Thanks Clark!You make a great point about the middle-class bias that enters into “affordability” conversations. There are so many factors that contribute to a family’s ability to provide for their wellbeing. We must always consider access to jobs, healthcare, public safety, education, freedom from environmental pollutants, etc. For example, what good does it do for a family to live in an “affordable” urban area if they can’t get a job, they are afraid to walk down the street, their child’s school is failing, they have diabetes and there are toxins in their soil?My fear is that maps like these from CNT will serve to re-direct resources (transportation dollars, private investment) back into urban areas and will only benefit the affluent families moving in from the eastern suburbs and force low-income residents into low-resource southern suburbs.We must implement bold policies that ensure equitable access to life sustaining resources for all. If it’s better for society, the environment and families if people can afford to live close to where they work, then we have to make sure all families can actually afford these “affordable” neighborhoods.
Great points all- but I think CNT has provided a good thought-provoking tool here, and Matt is right that it’s hard to think of a better proxy for affordability. I couldn’t stop playing with the map as it relates to 80% as well as 100% of median income, and wondering what happens in areas with a mix of incomes in the same census tract (Hope VI projects, etc.) Also great tools compare transit availability, ridership etc. Promising for TOD in those south suburbs Anna mentions.

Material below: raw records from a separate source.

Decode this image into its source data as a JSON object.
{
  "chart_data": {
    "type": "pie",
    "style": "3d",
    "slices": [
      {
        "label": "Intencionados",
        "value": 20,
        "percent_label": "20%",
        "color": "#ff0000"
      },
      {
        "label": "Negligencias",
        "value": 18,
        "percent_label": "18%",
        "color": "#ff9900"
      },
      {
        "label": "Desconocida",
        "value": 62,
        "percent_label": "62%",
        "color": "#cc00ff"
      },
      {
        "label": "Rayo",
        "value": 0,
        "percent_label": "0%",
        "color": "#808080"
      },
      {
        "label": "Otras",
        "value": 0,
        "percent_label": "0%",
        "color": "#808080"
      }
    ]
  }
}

As a policy advocate on low-income energy issues, I applaud CNT for bringing this issue to the fore. I can’t tell you how frequently households make the mistake of trading a lower rental cost for a higher gasoline bill and greater isolation from vital services. Clark’s additional comments really stir the discussion further in a very positive way. While I agree, the limited parameters may over-simplify the analysis, it is nevertheless revealing. Clark’s added dimensions don’t negate the CNT observation, but expand and clarify the discussion. In the poverty arena, we have been dealing with this issue for years, because whether one is “poor” according to federal standards has been gauged by an antiquated standard based on a minimally nutritional food budget more than 40 years old. While there is now talk of re-examining this measure, we’ll have to see what sort of movement there is. Meanwhile anyone interested might want to look at the work done by by Diana Pearce from the University of Washington and others with Wider Opportunities for Women on the Self Sufficiency Standard and what constititues a viable income.

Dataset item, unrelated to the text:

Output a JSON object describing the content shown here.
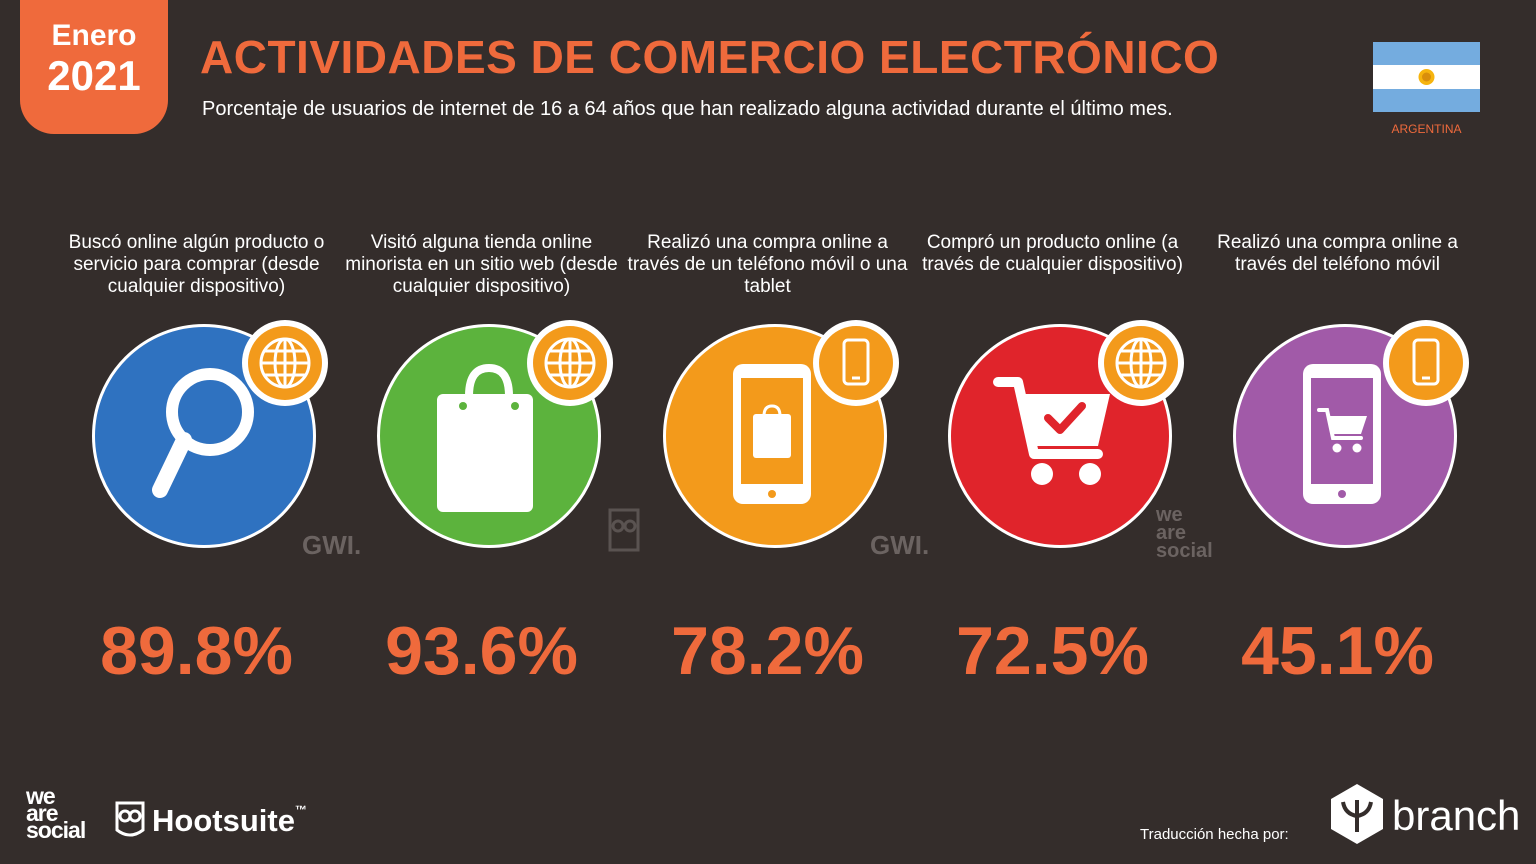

Agreed—CNT has made an important contribution. Just changing the debate about housing costs, to include housing + transportation, is a big step forward. Next up—housing plus transportation plus utilites. That’d do some more to highlight the benefits of smaller homes and multifamily housing.Yet at the same time, whenever I think about the very idea of “housing affordability” I get woozy in the head. It feels like there isn’t one generic affordability problem—it’s a bunch of different issues lumped together, or perhaps a continuum of issues: middle-income folks disappointed about how much house &/or neighborhood they can get for their money; lower-income folks who have to skimp on essentials (or accumulate debt) after paying for housing + transportation; and very low income folks who simply can’t afford decent, safe housing at all.Somehow, the problems along this entire continuum get blamed on “unaffordable housing” when it’s not just a housing issue, but a matter of income distribution and skewed earnings in a highly unequal society.